Tax Benefits: Money deposited into the HSA from your paycheck is pre-tax, which means that you do not pay income tax on that money, which can save you money on your taxes. As long as you spend the money on qualifying health care expenses, the money in the account will never be taxed. You can also claim a tax deduction for any contributions made by you or someone other than your employer, regardless of whether you itemize your deductions for income tax purposes. If your employer contributes to your HSA, that amount may be excluded from your gross income
Roll Over: Any money you contribute to your HSA stays in the HSA until you use it. At the end of the year, any unused amounts “roll over” for you to use the next year. Depending on the rules of the HSA, the funds in the account may earn interest, which is also usually not taxed.
Portability: Your HSA stays with you if you leave your current employer or retire. This means the money in your HSA, will be available to you, regardless of your employment status.
The downside of having a high deductible health plan is that you may have a very high deductible where you have to pay for your medical expenses first before your health insurance kicks in. Having an HSA can help you pay for the deductible, but you need to have the money available to put in the savings account in the first place, so this is not a solution that works for everyone.
Flexible Spending Account (FSA)
A flexible spending account is a savings account where you can save money pre-tax to spend later on health care expenses such as deductibles, co-payments, and other out-of-pocket costs. FSA funds cannot be used to pay health insurance premiums. There are different types of FSAs, including the Health Care FSA, the Limited Expense Health Care FSA, and the Dependent Care FSA. The Internal Revenue Service (IRS) determines what types of expenses can be reimbursed under each type of FSA.
Employer Plans: Flexible spending accounts are only available through an employer. If your employer offers a FSA, you can choose how much you want to contribute to the FSA at the beginning of the year and the employer will then set aside a portion of your wages each pay period to put into the FSA. In 2023, the maximum contribution amount is $3,050 for the year.
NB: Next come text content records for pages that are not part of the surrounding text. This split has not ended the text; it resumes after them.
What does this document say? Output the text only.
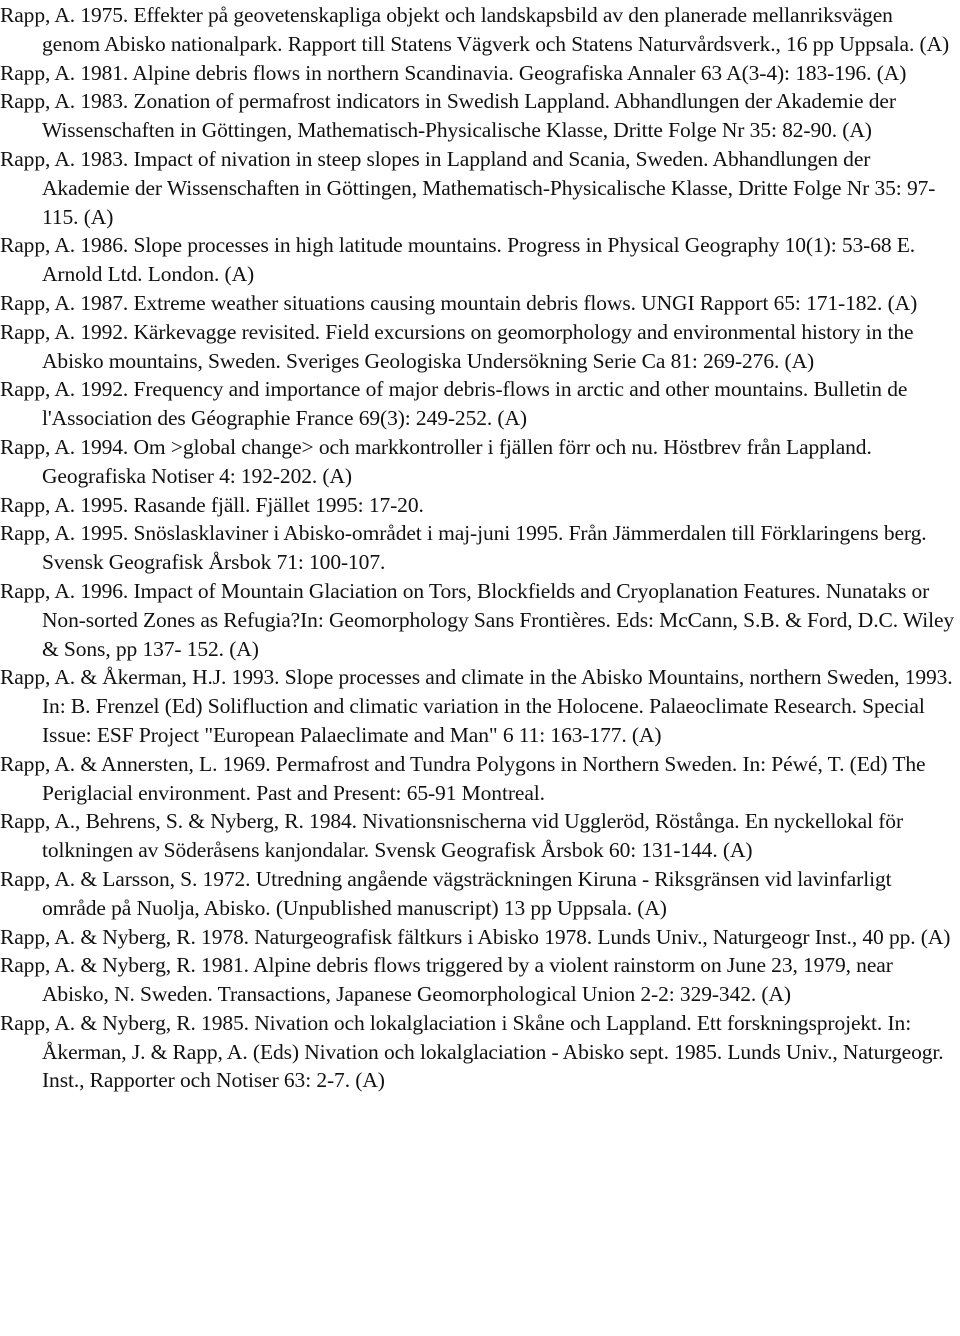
Rapp, A. 1975. Effekter på geovetenskapliga objekt och landskapsbild av den planerade mellanriksvägen genom Abisko nationalpark. Rapport till Statens Vägverk och Statens Naturvårdsverk., 16 pp Uppsala. (A)
Rapp, A. 1981. Alpine debris flows in northern Scandinavia. Geografiska Annaler 63 A(3-4): 183-196. (A)
Rapp, A. 1983. Zonation of permafrost indicators in Swedish Lappland. Abhandlungen der Akademie der Wissenschaften in Göttingen, Mathematisch-Physicalische Klasse, Dritte Folge Nr 35: 82-90. (A)
Rapp, A. 1983. Impact of nivation in steep slopes in Lappland and Scania, Sweden. Abhandlungen der Akademie der Wissenschaften in Göttingen, Mathematisch-Physicalische Klasse, Dritte Folge Nr 35: 97-115. (A)
Rapp, A. 1986. Slope processes in high latitude mountains. Progress in Physical Geography 10(1): 53-68 E. Arnold Ltd. London. (A)
Rapp, A. 1987. Extreme weather situations causing mountain debris flows. UNGI Rapport 65: 171-182. (A)
Rapp, A. 1992. Kärkevagge revisited. Field excursions on geomorphology and environmental history in the Abisko mountains, Sweden. Sveriges Geologiska Undersökning Serie Ca 81: 269-276. (A)
Rapp, A. 1992. Frequency and importance of major debris-flows in arctic and other mountains. Bulletin de l'Association des Géographie France 69(3): 249-252. (A)
Rapp, A. 1994. Om >global change> och markkontroller i fjällen förr och nu. Höstbrev från Lappland. Geografiska Notiser 4: 192-202. (A)
Rapp, A. 1995. Rasande fjäll. Fjället 1995: 17-20.
Rapp, A. 1995. Snöslasklaviner i Abisko-området i maj-juni 1995. Från Jämmerdalen till Förklaringens berg. Svensk Geografisk Årsbok 71: 100-107.
Rapp, A. 1996. Impact of Mountain Glaciation on Tors, Blockfields and Cryoplanation Features. Nunataks or Non-sorted Zones as Refugia?In: Geomorphology Sans Frontières. Eds: McCann, S.B. & Ford, D.C. Wiley & Sons, pp 137- 152. (A)
Rapp, A. & Åkerman, H.J. 1993. Slope processes and climate in the Abisko Mountains, northern Sweden, 1993. In: B. Frenzel (Ed) Solifluction and climatic variation in the Holocene. Palaeoclimate Research. Special Issue: ESF Project "European Palaeclimate and Man" 6 11: 163-177. (A)
Rapp, A. & Annersten, L. 1969. Permafrost and Tundra Polygons in Northern Sweden. In: Péwé, T. (Ed) The Periglacial environment. Past and Present: 65-91 Montreal.
Rapp, A., Behrens, S. & Nyberg, R. 1984. Nivationsnischerna vid Uggleröd, Röstånga. En nyckellokal för tolkningen av Söderåsens kanjondalar. Svensk Geografisk Årsbok 60: 131-144. (A)
Rapp, A. & Larsson, S. 1972. Utredning angående vägsträckningen Kiruna - Riksgränsen vid lavinfarligt område på Nuolja, Abisko. (Unpublished manuscript) 13 pp Uppsala. (A)
Rapp, A. & Nyberg, R. 1978. Naturgeografisk fältkurs i Abisko 1978. Lunds Univ., Naturgeogr Inst., 40 pp. (A)
Rapp, A. & Nyberg, R. 1981. Alpine debris flows triggered by a violent rainstorm on June 23, 1979, near Abisko, N. Sweden. Transactions, Japanese Geomorphological Union 2-2: 329-342. (A)
Rapp, A. & Nyberg, R. 1985. Nivation och lokalglaciation i Skåne och Lappland. Ett forskningsprojekt. In: Åkerman, J. & Rapp, A. (Eds) Nivation och lokalglaciation - Abisko sept. 1985. Lunds Univ., Naturgeogr. Inst., Rapporter och Notiser 63: 2-7. (A)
Qualified Medical Expenses: To get the tax benefits of a FSA, the money must be used to pay for qualified medical expenses, similar to an HSA. See above for the IRS list of qualifying expenses.
Tax Benefits: Money deposited into the flexible spending account from your paycheck is pre-tax, which means that you do not pay income tax on that money, which can save you money on your taxes. As long as you spend the money on qualifying health care expenses, the money in the account will never be taxed.
One-Year Limit: Unlike a health savings account, the funds in a flexible spending account need to be used within the year. Extra funds remaining in your FSA at the end of the year will not roll over to the next year. But, employers are allowed (but not required) to offer one of these options:
Provide a “grace period” of up to 2.5 months into the next year to use funds still in the FSA, or
Allow you to carry over up to $570 to use in the next year.
Fixed Contribution Amount: After deciding how much you want to contribute from your paycheck to the FSA, the amount is generally fixed. This means you can only change your contribution amount for that year if it is allowed by law and your employer’s FSA plan. So, it is very important to choose an amount that is realistic based on how much you think your health care expenses will be for the year.
No Portability: Unlike an HSA, which is owned by you, an FSA is owned by your employer. If you change employers or leave the workforce entirely, you will lose any money left in the FSA, because the account does not stay with you. So, you should make sure to use the money left in your FSA before you leave your job.